Representatives of the Fish Lake National Forest want Juab County commissioners to include roads on private property around the park in the county's "B" road system.

The roads are open and being used by the public, but park personnel want to protect them from closure by private landowners.U.S. Forest Service representatives Clyde Lay, engineer, and Bill Wright and Douglas Reid asked commissioners to consider making a declaration that would "try to make sure the public has access," said Lay.

Counties such as Wayne, Piute, Millard and Sevier have made similar declarations.

Lay said the Forest Service does not have the power to take such an action and that the county should declare the roads public. "That is not our charter," he said.

If some of the roads are not declared public, they could be closed by private landowners who could prevent access to large blocks of forest land.

Such land is then locked away from public use, said Lay. Many of the roads are now on the "D" road system in the county, which Lay said is no longer legally defensible in keeping roads open.

"That designation almost doesn't mean anything any more," he said."The `B' system is what really means something," said Lay.

Commissioner Richard Brough objected to the idea. He said he hates to be a party to any more state control. Juab County is already 82 percent government owned, he said. Brough said this is another case of government taking away private rights. "You could close the Forest Service lands," said Brough.

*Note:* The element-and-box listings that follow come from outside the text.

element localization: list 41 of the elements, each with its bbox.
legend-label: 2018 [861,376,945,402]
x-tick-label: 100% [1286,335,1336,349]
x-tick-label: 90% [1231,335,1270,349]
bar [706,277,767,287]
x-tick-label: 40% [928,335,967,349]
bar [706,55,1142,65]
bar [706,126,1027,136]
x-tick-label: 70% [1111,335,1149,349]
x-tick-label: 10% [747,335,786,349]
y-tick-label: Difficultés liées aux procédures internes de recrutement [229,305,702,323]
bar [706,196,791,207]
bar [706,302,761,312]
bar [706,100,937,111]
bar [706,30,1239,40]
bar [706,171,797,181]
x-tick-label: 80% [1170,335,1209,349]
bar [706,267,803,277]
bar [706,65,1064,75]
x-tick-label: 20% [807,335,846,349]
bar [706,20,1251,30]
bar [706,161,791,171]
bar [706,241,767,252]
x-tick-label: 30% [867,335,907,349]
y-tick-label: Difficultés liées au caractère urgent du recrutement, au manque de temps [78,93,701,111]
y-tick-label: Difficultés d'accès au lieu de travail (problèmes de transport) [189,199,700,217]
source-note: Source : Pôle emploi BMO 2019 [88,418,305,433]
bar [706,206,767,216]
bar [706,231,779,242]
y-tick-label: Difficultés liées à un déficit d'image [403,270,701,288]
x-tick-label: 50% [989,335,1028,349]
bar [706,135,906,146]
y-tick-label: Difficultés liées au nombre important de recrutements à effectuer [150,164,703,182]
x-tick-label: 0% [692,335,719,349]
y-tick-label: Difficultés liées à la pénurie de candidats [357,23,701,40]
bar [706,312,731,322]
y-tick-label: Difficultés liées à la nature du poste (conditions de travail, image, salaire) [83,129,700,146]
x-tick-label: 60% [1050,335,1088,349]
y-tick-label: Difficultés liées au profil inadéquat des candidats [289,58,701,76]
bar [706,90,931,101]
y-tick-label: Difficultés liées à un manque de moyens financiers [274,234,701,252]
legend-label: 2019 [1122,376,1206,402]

"This may be the only way to assure the public can continue to use the roads," said Lay. "If you don't do anything and the private landowner gates the road, we can do nothing," he said.

"Why do you want to fight the general public?" asked Wright. He said the action of protecting the roads is in the best interest of the public.

While the Forest Service representatives agreed the Forest Service could close the lands, they said it would not be politically sound for them to do so. "You will have to look at our track record," said Lay.

Randy Freston, county engineer, and Don Eyre Jr., county attorney, both said including the roads in the Class B road system could be of benefit to the county.

Commissioner Jim Garrett, saying he hated to see public access roads closed, reccommended the commission study the question further. Commissioner Joseph Bernini said he thought the plan might present some protection for the public.

Brough agreed to take the plan under advisement and study it further and supported Garrett's motion.